Choosing the right mode
Use binary mode when you want to match what your file manager reports. Use decimal mode when comparing against hard drive specifications, cloud storage quotas, or telecommunications standards. Most cloud providers (AWS S3, Google Drive, Dropbox) bill in decimal gigabytes, so a 50 GB plan holds exactly 50,000,000,000 bytes, which your OS may report as about 46.6 GB in binary mode. When precision matters, check the provider documentation for which convention applies.
Binary vs decimal storage units compared
| Unit | Binary value (OS) | Decimal value (drive maker) | Difference |
|---|---|---|---|
| 1 KB | 1,024 bytes | 1,000 bytes | 2.4% |
| 1 MB | 1,048,576 bytes | 1,000,000 bytes | 4.9% |
| 1 GB | 1,073,741,824 bytes | 1,000,000,000 bytes | 7.4% |
| 1 TB | 1,099,511,627,776 B | 1,000,000,000,000 B | 9.9% |
| 1 PB | 1,125,899,906,842,624 B | 10^15 B | 12.6% |
Why a "1 TB" drive shows as ~931 GB in your OS: the units differ by up to 7.4% at the TB level.
Frequently asked questions
Why does my 1 TB hard drive show less than 1 TB on my computer?

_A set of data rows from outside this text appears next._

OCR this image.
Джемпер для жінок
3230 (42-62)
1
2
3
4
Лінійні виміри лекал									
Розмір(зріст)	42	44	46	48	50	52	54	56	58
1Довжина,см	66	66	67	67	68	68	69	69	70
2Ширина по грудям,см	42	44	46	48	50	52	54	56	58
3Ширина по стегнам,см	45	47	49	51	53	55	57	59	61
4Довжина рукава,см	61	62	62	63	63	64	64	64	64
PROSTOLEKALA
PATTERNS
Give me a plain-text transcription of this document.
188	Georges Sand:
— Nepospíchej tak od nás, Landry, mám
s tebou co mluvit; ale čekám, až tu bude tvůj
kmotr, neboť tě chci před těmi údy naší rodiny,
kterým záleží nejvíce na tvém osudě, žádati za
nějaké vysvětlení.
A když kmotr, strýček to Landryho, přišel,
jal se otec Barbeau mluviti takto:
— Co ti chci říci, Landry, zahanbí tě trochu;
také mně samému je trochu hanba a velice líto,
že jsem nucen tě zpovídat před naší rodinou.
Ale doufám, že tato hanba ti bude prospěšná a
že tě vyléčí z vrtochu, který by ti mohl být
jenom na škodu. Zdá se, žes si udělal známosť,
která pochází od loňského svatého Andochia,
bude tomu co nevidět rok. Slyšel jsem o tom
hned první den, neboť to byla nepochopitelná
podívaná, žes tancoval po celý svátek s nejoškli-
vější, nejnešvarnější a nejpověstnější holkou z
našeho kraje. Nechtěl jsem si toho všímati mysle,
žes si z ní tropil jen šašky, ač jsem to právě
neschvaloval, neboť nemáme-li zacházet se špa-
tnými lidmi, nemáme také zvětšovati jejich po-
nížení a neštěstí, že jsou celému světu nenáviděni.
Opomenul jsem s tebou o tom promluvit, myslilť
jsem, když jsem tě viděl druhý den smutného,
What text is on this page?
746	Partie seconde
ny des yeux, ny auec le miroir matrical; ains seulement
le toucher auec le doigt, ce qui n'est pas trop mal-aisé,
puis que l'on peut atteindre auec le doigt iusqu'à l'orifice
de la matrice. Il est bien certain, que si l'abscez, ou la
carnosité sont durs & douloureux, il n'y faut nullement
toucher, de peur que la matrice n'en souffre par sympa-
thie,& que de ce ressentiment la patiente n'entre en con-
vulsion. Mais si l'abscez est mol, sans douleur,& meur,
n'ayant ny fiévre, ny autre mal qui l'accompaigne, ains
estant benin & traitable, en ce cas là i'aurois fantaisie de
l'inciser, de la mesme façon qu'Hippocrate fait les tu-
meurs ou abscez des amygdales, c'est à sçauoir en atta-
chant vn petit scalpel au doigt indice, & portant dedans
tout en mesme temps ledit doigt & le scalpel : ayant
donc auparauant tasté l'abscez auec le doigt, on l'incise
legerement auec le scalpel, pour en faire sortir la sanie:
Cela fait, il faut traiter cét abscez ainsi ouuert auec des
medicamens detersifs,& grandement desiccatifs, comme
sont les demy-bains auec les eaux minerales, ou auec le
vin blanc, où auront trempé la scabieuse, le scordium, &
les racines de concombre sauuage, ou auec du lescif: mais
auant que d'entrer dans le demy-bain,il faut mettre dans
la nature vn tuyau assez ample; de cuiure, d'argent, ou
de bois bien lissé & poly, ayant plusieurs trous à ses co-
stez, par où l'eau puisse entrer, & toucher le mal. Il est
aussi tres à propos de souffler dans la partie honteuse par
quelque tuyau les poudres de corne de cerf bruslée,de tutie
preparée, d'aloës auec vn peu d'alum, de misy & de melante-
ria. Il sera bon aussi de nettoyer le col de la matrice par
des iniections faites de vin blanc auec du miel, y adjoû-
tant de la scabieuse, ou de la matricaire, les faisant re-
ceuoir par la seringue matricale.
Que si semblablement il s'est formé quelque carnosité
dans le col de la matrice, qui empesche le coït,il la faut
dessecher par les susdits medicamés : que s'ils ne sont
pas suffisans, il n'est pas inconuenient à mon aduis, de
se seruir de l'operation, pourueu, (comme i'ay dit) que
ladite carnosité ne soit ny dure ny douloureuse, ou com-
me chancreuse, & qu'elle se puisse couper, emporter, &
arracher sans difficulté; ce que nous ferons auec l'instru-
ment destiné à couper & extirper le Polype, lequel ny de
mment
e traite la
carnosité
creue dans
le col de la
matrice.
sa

Drive manufacturers define 1 TB as 1,000,000,000,000 bytes (decimal). Your operating system measures the same space in binary units, where one terabyte is 1,099,511,627,776 bytes, so it reports the drive as about 909 GB. Toggle this calculator to decimal mode and binary mode side by side to see the exact difference for any drive size.
What is the difference between Mb (megabit) and MB (megabyte)?
Capitalization matters: uppercase B means byte, lowercase b means bit. One byte equals eight bits. Megabits (Mb) are used for network speeds (your ISP advertises in Mbps), while megabytes (MB) are used for file sizes and storage capacity. To convert Mbps to MB/s, divide by 8.
How many bytes are in a petabyte?
In binary mode (OS-reported), one petabyte is 2 to the power of 50 bytes, which equals 1,125,899,906,842,624 bytes. In decimal mode (SI/drive-maker), one petabyte is exactly 1,000,000,000,000,000 bytes. The difference between the two is about 12.6%. Hyperscale data centers commonly use the decimal definition.
How long does it take to download a 1 GB file at 100 Mbps?
1 GB (binary) is 1,073,741,824 bytes, or 8,589,934,592 bits. At 100,000,000 bits per second that is 85.9 seconds in theory. Real-world TCP/IP overhead and server limits typically add 10-20%, so expect around 95-105 seconds. Use the download time panel in this calculator to get estimates for any size and speed combination.
What is the difference between a kilobyte (KB) and a kibibyte (KiB)?
A kilobyte (KB) in the binary convention equals 1,024 bytes, the value used by operating systems. A kibibyte (KiB), defined by IEC 80000-13, also equals 1,024 bytes and was introduced to distinguish binary-1024 prefixes from SI-decimal prefixes, where 1 kB = 1,000 bytes. In practice most OS file managers display KB but mean KiB.